Non-Gaussian density fluctuations in the Dean-Kawasaki equation

TL;DR

This paper develops a path-integral approach to analyze the Dean-Kawasaki equation, enabling exact computation of higher-order density correlations beyond Gaussian approximations, with implications for soft and active matter physics.

Contribution

It introduces a saddle-point analysis in the high-density, weak-interaction limit to compute non-Gaussian three- and four-point correlations in the Dean-Kawasaki equation.

Findings

Exact three- and four-point density correlations derived.

Beyond Gaussian approximations in density fluctuation analysis.

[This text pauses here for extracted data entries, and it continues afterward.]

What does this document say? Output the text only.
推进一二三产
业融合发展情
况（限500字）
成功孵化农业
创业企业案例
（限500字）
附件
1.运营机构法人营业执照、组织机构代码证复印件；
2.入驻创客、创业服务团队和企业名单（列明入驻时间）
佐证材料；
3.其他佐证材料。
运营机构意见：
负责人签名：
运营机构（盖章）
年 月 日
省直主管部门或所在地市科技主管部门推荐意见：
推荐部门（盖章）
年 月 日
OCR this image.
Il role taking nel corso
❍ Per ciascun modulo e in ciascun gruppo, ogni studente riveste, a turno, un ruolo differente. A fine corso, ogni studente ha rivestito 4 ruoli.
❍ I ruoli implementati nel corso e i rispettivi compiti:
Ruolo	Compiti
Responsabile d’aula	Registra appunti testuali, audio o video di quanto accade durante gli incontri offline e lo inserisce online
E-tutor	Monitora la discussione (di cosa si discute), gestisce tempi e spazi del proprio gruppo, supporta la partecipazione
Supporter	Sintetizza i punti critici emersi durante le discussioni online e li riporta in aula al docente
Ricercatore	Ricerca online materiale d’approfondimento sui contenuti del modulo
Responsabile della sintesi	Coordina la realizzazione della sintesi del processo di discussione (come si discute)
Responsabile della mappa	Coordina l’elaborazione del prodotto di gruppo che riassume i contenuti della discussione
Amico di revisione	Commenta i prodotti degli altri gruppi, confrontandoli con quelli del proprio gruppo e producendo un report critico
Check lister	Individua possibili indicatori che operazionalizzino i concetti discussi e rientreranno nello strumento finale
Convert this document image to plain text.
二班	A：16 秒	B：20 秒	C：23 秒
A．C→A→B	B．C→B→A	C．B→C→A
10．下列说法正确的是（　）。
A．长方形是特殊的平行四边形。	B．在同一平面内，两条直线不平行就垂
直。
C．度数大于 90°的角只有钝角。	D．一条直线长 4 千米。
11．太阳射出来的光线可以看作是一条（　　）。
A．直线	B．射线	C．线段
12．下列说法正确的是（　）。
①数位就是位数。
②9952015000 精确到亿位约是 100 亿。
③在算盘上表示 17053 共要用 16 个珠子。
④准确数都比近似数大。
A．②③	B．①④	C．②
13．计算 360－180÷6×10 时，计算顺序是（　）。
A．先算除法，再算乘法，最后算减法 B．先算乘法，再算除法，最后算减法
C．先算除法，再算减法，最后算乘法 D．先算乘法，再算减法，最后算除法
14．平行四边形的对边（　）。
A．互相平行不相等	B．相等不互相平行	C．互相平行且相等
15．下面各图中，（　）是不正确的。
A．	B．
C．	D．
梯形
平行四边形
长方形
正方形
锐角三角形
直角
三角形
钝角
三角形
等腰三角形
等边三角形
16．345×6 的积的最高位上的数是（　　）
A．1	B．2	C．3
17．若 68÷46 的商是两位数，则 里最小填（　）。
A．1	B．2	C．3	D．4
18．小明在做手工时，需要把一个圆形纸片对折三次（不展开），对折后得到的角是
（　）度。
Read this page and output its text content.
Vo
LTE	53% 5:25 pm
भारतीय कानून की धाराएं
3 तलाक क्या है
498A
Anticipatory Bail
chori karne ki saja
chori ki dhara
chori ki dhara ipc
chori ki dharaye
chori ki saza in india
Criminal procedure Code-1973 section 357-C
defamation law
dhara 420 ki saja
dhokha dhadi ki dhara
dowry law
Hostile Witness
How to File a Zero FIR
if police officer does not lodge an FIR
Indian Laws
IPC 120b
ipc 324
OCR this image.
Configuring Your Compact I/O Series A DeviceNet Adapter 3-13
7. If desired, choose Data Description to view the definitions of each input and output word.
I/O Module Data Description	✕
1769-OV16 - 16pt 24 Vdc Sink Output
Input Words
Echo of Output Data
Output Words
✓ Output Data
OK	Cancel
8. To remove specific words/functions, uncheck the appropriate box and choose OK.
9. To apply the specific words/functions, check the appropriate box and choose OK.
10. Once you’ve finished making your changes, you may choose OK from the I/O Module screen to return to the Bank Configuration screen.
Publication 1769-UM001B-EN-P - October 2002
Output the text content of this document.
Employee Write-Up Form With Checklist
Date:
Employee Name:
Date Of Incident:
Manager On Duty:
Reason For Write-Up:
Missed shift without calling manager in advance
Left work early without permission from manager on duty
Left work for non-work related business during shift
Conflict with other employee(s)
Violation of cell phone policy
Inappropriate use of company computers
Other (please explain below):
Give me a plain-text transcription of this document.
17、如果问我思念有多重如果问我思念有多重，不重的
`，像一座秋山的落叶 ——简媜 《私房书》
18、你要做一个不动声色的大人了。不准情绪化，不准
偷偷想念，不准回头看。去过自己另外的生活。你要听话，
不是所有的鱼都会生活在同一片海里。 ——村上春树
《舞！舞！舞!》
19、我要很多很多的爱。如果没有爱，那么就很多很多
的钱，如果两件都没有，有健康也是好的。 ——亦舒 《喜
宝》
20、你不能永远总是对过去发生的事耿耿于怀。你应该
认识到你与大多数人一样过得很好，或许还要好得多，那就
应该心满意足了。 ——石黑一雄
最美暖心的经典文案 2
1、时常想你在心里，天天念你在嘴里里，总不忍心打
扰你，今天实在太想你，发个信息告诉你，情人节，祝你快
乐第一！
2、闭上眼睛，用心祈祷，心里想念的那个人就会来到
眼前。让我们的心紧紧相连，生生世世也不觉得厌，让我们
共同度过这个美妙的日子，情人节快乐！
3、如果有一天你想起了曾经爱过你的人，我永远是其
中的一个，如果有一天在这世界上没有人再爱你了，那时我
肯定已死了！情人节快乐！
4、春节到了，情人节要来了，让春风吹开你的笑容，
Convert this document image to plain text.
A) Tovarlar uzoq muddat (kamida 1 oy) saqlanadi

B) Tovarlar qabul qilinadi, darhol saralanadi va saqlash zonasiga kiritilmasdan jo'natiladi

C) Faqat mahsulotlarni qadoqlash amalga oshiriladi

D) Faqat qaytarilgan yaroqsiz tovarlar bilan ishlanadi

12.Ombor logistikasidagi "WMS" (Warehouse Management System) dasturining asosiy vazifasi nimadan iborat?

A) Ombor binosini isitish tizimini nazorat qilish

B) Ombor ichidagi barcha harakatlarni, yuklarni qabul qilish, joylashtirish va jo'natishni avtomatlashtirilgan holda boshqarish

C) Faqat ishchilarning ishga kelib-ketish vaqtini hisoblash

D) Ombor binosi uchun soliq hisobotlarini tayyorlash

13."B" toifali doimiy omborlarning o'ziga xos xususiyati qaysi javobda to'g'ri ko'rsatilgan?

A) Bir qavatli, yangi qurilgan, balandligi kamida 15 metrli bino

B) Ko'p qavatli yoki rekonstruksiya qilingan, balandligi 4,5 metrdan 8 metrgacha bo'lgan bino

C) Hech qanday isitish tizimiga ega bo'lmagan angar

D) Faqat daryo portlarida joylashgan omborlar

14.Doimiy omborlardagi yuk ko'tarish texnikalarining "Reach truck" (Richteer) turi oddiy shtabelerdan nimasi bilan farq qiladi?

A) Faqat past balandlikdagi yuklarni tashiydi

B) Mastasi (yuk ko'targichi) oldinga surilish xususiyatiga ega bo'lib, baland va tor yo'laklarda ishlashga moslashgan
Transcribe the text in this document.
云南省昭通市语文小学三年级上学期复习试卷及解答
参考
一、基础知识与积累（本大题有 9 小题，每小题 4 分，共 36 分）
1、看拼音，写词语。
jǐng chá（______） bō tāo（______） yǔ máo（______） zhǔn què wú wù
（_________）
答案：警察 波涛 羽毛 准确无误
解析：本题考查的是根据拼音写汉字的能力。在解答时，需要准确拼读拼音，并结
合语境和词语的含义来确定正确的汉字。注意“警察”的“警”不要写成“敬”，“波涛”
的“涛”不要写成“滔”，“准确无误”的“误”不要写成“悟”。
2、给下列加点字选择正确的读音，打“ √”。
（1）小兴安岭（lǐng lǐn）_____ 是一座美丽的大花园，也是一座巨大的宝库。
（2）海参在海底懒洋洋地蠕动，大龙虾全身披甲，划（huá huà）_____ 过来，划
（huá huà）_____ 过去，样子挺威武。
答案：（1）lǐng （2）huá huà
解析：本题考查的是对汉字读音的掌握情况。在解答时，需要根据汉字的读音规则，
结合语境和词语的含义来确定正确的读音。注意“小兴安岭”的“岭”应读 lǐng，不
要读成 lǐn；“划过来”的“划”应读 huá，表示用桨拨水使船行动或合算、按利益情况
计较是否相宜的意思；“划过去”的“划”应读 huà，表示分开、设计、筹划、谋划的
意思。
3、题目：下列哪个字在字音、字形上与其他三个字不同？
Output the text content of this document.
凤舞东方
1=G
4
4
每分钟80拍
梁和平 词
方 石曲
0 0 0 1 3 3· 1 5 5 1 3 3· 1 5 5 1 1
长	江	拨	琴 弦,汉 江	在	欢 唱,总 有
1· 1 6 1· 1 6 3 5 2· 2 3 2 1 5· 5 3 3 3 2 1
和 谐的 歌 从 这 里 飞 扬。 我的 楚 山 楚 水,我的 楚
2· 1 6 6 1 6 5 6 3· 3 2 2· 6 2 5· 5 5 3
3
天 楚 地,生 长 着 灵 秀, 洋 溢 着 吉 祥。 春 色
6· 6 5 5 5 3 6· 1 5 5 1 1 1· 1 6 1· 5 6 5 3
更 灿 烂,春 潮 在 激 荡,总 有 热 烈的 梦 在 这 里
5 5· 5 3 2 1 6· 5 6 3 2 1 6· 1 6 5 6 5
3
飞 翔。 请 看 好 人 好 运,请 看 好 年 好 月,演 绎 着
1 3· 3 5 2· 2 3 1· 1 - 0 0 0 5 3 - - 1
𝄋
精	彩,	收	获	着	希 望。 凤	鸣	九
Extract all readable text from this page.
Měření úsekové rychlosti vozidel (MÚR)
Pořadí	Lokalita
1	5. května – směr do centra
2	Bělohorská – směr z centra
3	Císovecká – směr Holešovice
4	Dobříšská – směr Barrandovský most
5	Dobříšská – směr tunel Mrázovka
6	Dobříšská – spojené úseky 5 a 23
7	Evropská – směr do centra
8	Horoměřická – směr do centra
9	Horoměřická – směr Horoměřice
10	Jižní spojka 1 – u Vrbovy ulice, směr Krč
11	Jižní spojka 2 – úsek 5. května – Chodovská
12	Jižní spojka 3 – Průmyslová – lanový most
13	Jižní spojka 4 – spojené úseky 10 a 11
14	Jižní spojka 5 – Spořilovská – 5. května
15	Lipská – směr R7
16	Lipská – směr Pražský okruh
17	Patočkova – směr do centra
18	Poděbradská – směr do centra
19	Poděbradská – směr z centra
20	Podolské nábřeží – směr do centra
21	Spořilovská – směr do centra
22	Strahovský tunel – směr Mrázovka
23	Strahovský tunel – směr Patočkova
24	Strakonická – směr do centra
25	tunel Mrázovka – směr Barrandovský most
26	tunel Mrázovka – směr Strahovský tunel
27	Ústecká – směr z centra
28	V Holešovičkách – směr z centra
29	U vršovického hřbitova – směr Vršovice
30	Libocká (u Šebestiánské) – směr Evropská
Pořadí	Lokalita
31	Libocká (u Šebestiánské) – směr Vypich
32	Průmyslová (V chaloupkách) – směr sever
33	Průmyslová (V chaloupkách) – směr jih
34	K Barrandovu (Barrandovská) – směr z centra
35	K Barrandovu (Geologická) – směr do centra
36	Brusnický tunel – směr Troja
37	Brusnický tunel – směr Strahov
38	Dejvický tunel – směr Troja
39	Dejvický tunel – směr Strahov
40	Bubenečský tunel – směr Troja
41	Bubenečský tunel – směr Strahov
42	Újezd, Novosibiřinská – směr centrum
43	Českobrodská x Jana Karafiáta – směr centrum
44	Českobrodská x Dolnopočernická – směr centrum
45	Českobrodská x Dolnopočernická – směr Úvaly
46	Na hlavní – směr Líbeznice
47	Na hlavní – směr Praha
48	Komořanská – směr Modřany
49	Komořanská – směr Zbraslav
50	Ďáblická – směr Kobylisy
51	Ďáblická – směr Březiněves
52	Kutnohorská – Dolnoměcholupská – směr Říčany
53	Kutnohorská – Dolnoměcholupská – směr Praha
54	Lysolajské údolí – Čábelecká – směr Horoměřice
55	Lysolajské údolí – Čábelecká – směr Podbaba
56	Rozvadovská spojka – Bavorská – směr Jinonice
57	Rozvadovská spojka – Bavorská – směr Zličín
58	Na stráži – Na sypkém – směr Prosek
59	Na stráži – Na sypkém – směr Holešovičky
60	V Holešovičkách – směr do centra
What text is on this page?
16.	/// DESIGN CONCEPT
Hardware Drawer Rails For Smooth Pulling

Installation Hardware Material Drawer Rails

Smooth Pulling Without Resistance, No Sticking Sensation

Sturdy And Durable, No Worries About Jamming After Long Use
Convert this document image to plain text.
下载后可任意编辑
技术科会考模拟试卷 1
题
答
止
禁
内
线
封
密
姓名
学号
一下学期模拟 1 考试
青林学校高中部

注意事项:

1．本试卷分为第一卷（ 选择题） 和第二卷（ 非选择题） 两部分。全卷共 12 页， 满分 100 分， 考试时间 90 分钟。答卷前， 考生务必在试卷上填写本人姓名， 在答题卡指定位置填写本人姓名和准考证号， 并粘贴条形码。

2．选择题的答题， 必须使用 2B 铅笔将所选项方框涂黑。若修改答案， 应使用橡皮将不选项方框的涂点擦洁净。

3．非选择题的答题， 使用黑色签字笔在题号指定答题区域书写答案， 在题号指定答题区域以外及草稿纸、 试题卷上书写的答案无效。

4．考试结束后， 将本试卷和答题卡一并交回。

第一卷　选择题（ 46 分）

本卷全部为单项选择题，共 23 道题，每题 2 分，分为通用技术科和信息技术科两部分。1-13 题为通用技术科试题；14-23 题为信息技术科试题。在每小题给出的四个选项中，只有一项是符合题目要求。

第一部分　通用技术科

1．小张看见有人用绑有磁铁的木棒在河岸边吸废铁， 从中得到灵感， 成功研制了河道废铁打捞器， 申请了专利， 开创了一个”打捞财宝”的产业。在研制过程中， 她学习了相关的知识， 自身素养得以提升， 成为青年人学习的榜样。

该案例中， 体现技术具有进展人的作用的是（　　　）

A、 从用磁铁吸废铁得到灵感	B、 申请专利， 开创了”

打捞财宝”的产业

Potential applications in soft and active matter systems.

Abstract

Computing analytically the $n$-point density correlations in systems of interacting particles is a long-standing problem of statistical physics, with a broad range of applications, from the interpretation of scattering experiments in simple liquids, to the understanding of their collective dynamics. For Brownian particles, i.e. with overdamped Langevin dynamics, the microscopic density obeys a stochastic evolution equation, known as the Dean-Kawasaki equation. In spite of the importance of this equation, its complexity makes it very difficult to analyze the statistics of the microscopic density beyond simple Gaussian approximations. In this work, resorting to a path-integral description of the stochastic dynamics and relying on a saddle-point analysis in the limit of high density and weak interactions between the particles, we go beyond the usual linearization of the Dean-Kawasaki equation, and we compute exactly the three- and four-point density correlation functions. This result opens the way to using the Dean-Kawasaki equation beyond the simple Gaussian treatments, and could find applications to understand many fluctuation-related effects in soft and active matter systems.